My point with vectorization was that the one case where indexed loads/stores are most defendably unnecessary is also the case where you shouldn't want scalar mem ops in the first place. Thus meaning that many scalar mem ops would be outside of tight loops, and outside of tight loops is also where unrolling/strength reduction/LICM to reduce the need of indexed loads is least applicable.

Just ran a quick benchmark - seems Haswell handles "mov rbx, QWORD PTR [rbx+imm]" with 4c latency if there's no chain instructions (5c latency in all other cases, including indexed load without chain instrs, and "mov rbx, QWORD PTR [rbx+rcx*8+0x12345678]" always). So even with existing cases where the indexed load pushes it over to the next cycle, there are cases where the indexed load is free too.
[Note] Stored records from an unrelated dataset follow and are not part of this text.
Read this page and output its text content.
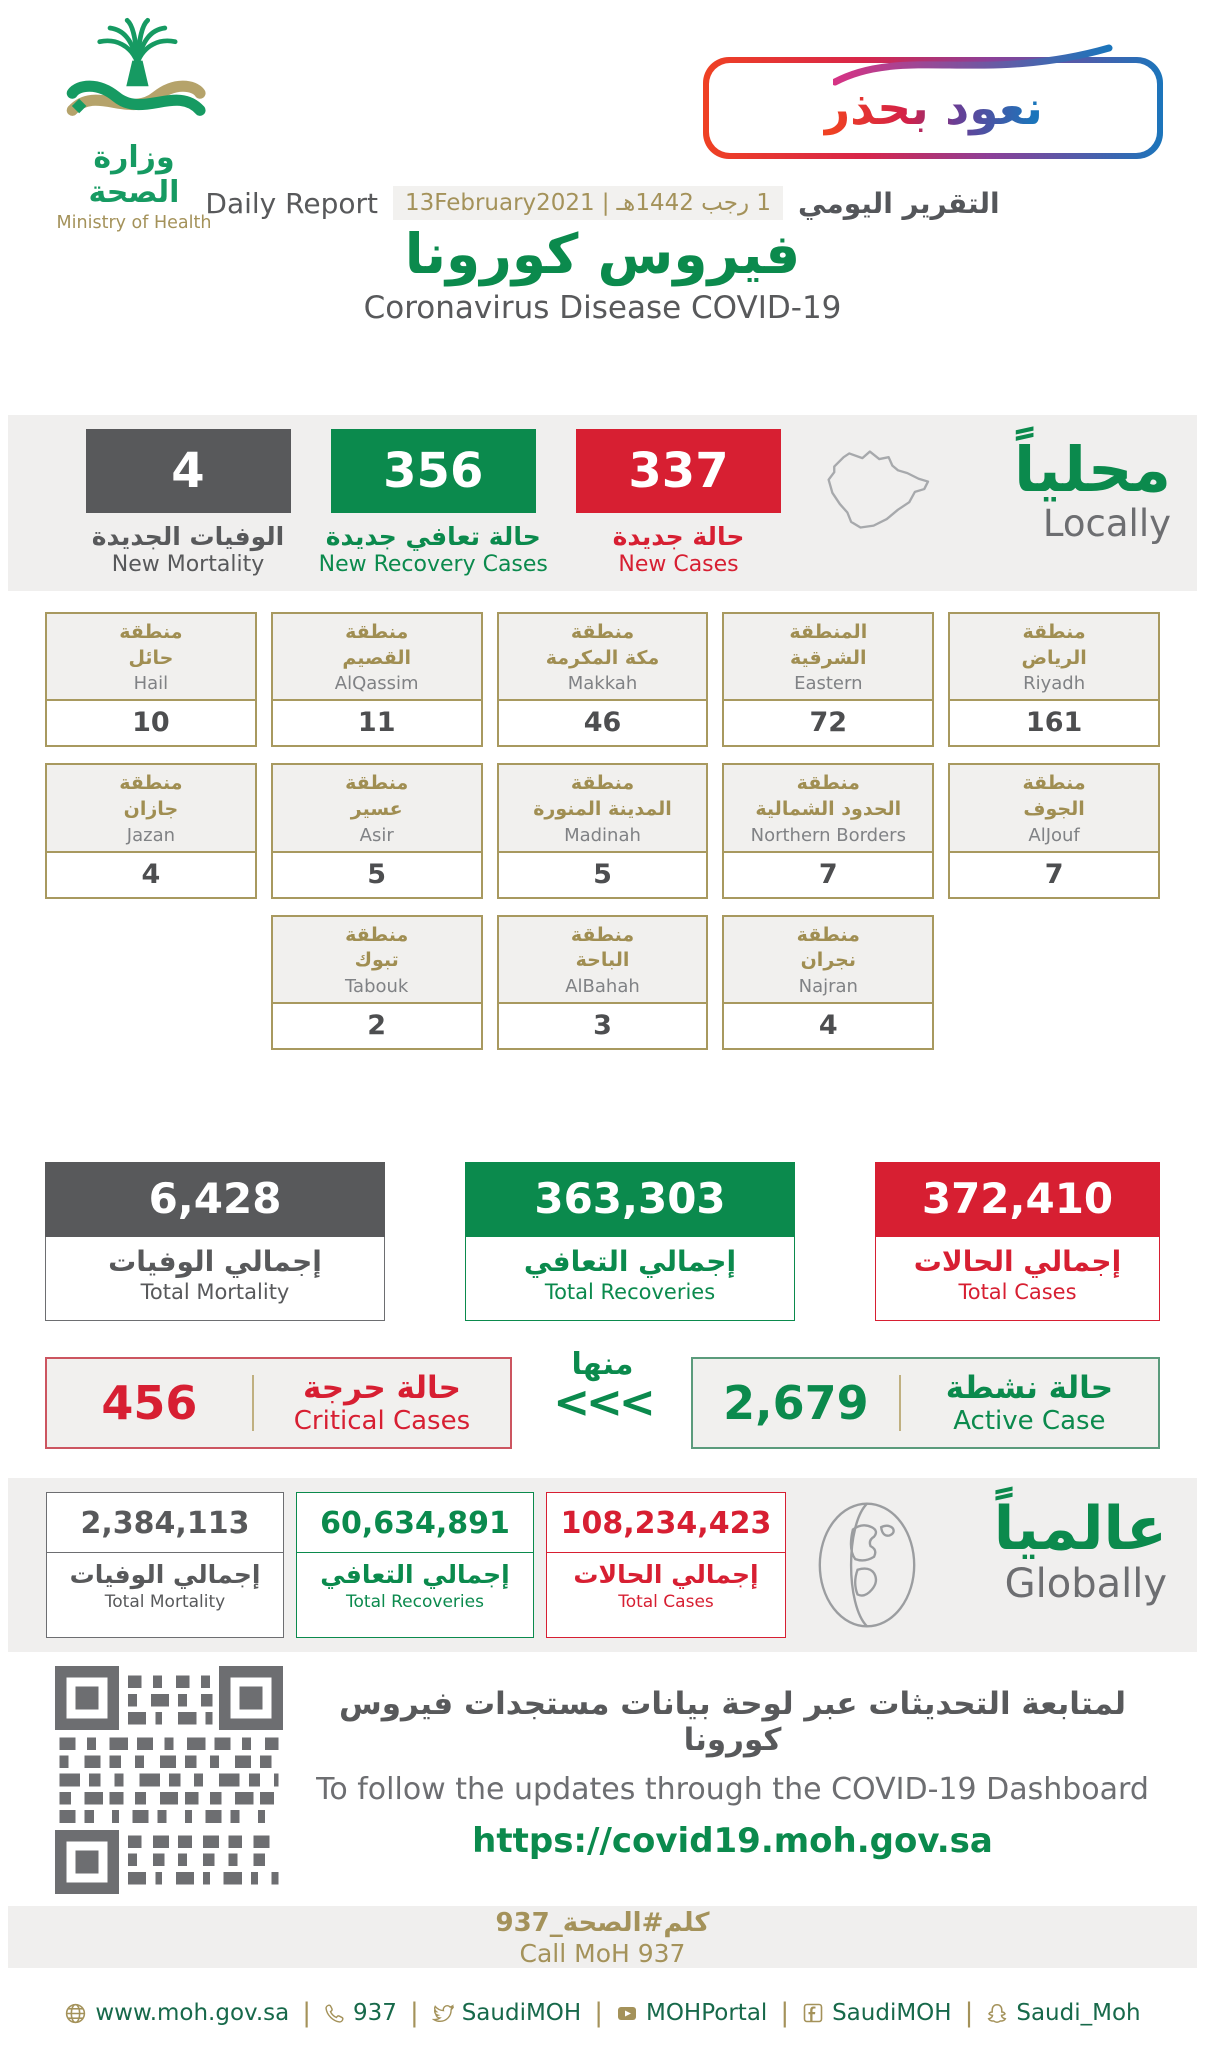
وزارة الصحة
Ministry of Health
نعود بحذر
Daily Report 13February2021 | 1 رجب 1442هـ التقرير اليومي
فيروس كورونا
Coronavirus Disease COVID-19
4
الوفيات الجديدة
New Mortality
356
حالة تعافي جديدة
New Recovery Cases
337
حالة جديدة
New Cases
محلياً
Locally
منطقة
حائل
Hail
10
منطقة
القصيم
AlQassim
11
منطقة
مكة المكرمة
Makkah
46
المنطقة
الشرقية
Eastern
72
منطقة
الرياض
Riyadh
161
منطقة
جازان
Jazan
4
منطقة
عسير
Asir
5
منطقة
المدينة المنورة
Madinah
5
منطقة
الحدود الشمالية
Northern Borders
7
منطقة
الجوف
AlJouf
7
منطقة
تبوك
Tabouk
2
منطقة
الباحة
AlBahah
3
منطقة
نجران
Najran
4
6,428
إجمالي الوفيات
Total Mortality
363,303
إجمالي التعافي
Total Recoveries
372,410
إجمالي الحالات
Total Cases
456	حالة حرجة
Critical Cases
منها
<<<	2,679	حالة نشطة
Active Case
2,384,113
إجمالي الوفيات
Total Mortality
60,634,891
إجمالي التعافي
Total Recoveries
108,234,423
إجمالي الحالات
Total Cases
عالمياً
Globally
لمتابعة التحديثات عبر لوحة بيانات مستجدات فيروس كورونا
To follow the updates through the COVID-19 Dashboard
https://covid19.moh.gov.sa
كلم#الصحة_937
Call MoH 937
www.moh.gov.sa | 937 | SaudiMOH | MOHPortal | SaudiMOH | Saudi_Moh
And outside of tight loops is where a cycle here or there is irrelevant to the overall speed of the program. All the more so if you're going to have cache or TLB misses on those loads.
I quite heavily disagree. Perhaps might apply to programs which do spend like 90% of their time in a couple tight loops, but there's tons of software that isn't that simple (especially web.. well, everything, but also compilers, video game logic, whatever bits of kernel logic happen in syscalls, etc), instead spending a ton of time whizzing around a massive mess. And you want that mess to run as fast as possible regardless of how much the mess being a mess makes low-level devs cry. If there's headroom in the AGU for a 64-bit adder, I'd imagine it's an extremely free good couple percent boost; though the cost of extra register port(s) (or logic of sharing some with an ALU) might be annoying.

And indexed loads aren't a "here or there", they're a pretty damn common thing; like, a ton more common than most instructions in Zbb/Zbc/Zbs.

This is not a discussion that can be resolved in the abstract. It requires actual experimentation and data and pointing at actual physical CPUs differing only in this respect and compare the silicon area, energy use, MHz achieved, and cycles per program.